O grupo parlamentar do PSD entregou na Comissão Parlamentar de Saúde um requerimento para que sejam ouvidos com "caráter de urgência" a ministra da Saúde, Marta Temido, e as administrações hospitalares do IPO e do CHUA. O deputado do PSD, Cristóvão Norte, explicou ao CM que se trata de uma luta contra a "cruel desumanização" do Serviço Nacional de Saúde.

O Ministério da Saúde adiantou ao CM que está a acompanhar a situação e confirmou a abertura de processos de averiguação por parte dos respetivos hospitais. Em resposta ao CM, adiantou que há a "disponibilidade para aperfeiçoar os procedimentos de articulação" entre as duas instituições.

Uma simplificação de processos que pode ser decisiva para ultrapassar a burocracia financeira que atrasou 27 dias a receção por parte do IPO de Lisboa do exame de António Marques, de 61 anos, que sofria de cancro do pulmão.

O exame do doente tinha sido enviado no dia 23 de janeiro pelo CHUA para o IPO de Lisboa, que o recusou nessa data pela falta do termo de responsabilidade, ou seja, uma garantia de pagamento.

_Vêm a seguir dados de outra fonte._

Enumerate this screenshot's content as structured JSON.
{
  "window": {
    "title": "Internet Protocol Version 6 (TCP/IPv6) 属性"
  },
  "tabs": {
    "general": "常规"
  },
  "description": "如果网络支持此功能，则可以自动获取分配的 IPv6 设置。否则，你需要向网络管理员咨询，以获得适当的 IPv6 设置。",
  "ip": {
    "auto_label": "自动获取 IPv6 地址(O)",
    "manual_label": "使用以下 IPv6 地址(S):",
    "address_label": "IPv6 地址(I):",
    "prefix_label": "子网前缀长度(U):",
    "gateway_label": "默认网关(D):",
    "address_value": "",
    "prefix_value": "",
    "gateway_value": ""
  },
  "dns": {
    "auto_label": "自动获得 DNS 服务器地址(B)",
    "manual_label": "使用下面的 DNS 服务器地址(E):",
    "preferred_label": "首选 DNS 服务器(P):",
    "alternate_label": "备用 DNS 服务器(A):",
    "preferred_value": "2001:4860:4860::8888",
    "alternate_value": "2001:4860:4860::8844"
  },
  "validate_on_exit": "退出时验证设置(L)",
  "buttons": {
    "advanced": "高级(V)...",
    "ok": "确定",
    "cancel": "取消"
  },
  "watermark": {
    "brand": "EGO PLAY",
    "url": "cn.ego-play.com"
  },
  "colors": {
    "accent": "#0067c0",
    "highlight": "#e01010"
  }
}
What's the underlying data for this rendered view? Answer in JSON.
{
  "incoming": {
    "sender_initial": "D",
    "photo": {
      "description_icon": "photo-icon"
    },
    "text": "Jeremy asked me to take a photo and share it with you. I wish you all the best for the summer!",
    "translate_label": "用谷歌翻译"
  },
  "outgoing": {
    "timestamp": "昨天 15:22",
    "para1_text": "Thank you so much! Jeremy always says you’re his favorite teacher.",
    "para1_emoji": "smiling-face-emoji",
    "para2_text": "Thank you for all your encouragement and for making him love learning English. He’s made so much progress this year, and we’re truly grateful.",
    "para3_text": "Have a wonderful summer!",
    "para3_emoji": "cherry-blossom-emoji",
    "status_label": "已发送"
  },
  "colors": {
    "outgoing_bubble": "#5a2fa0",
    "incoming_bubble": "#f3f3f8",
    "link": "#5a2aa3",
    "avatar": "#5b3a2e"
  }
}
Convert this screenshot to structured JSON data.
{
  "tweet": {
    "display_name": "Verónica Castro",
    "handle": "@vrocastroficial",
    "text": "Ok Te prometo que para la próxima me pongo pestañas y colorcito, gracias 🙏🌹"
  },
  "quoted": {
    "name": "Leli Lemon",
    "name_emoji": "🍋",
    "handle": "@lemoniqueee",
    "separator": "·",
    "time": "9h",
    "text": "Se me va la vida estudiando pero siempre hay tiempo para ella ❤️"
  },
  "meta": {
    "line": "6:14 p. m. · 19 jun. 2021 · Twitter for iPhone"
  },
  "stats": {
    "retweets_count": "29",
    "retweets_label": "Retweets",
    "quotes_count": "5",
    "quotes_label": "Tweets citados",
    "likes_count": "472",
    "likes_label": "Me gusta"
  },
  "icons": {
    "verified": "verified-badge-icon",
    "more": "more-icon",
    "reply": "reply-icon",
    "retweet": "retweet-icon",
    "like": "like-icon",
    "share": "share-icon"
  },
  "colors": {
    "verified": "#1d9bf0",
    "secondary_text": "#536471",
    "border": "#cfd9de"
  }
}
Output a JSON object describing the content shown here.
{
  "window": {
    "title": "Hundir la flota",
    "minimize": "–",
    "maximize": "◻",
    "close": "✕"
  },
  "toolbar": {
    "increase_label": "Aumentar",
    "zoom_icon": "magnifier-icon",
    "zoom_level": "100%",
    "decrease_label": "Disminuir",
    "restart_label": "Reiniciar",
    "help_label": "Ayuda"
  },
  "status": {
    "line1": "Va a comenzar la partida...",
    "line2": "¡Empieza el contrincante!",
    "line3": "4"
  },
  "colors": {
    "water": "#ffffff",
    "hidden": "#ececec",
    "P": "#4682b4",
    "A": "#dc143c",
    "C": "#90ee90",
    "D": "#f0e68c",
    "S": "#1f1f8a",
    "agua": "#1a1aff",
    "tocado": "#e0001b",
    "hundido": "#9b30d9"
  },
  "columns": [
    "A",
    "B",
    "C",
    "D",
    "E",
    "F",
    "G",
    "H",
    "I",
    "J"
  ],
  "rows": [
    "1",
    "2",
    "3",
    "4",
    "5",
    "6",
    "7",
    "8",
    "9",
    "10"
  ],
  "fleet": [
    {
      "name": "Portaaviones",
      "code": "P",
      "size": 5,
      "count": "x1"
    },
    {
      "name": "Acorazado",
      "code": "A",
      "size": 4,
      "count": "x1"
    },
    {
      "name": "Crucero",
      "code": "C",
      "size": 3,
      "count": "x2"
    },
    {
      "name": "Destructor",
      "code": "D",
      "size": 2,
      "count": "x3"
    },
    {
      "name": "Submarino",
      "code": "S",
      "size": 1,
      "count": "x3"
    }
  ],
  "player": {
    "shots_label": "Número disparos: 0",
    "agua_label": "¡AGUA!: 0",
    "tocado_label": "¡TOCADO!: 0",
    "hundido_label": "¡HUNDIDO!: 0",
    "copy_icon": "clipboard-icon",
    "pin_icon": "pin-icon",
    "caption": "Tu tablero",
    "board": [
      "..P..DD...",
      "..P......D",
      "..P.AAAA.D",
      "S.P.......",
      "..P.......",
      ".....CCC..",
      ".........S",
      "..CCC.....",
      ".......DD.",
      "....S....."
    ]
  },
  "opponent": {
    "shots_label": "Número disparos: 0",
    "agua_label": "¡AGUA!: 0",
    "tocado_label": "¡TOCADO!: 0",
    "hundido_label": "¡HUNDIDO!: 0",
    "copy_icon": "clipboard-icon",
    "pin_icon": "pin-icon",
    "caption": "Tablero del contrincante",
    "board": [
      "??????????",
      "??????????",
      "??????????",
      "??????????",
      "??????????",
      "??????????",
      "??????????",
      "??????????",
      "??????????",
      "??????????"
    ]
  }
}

O exame de António Marques acabou por ser recebido no IPO apenas no dia 21 de fevereiro, tendo o resultado sido revelado 6 dias depois, no dia 27, como consta na documentação do IPO à qual o CM teve acesso. Passaram 50 dias desde a colheita até se saber o resultado do exame. António Marques não resistiu e morreu em 27 de março, sem fazer quimioterapia.

PORMENORES
Exames pedidos ao IPO
O CM apurou que 73 exames de mutações do gene foram enviados pelo CHUA para o IPO de Lisboa em 2018: 43 pedidos de Faro e 30 de Portimão. O CHUA garantiu ao CM que neste momento não há exames por enviar.

Profissionais elogiados
"Os médicos e enfermeiros tiveram um comportamento exemplar em todas estas situações." Quem o diz é o deputado Cristóvão Norte, que à semelhança de Teresa Marques, viúva de António Marques, reforça a ajuda prestada pelos profissionais durante todo este processo.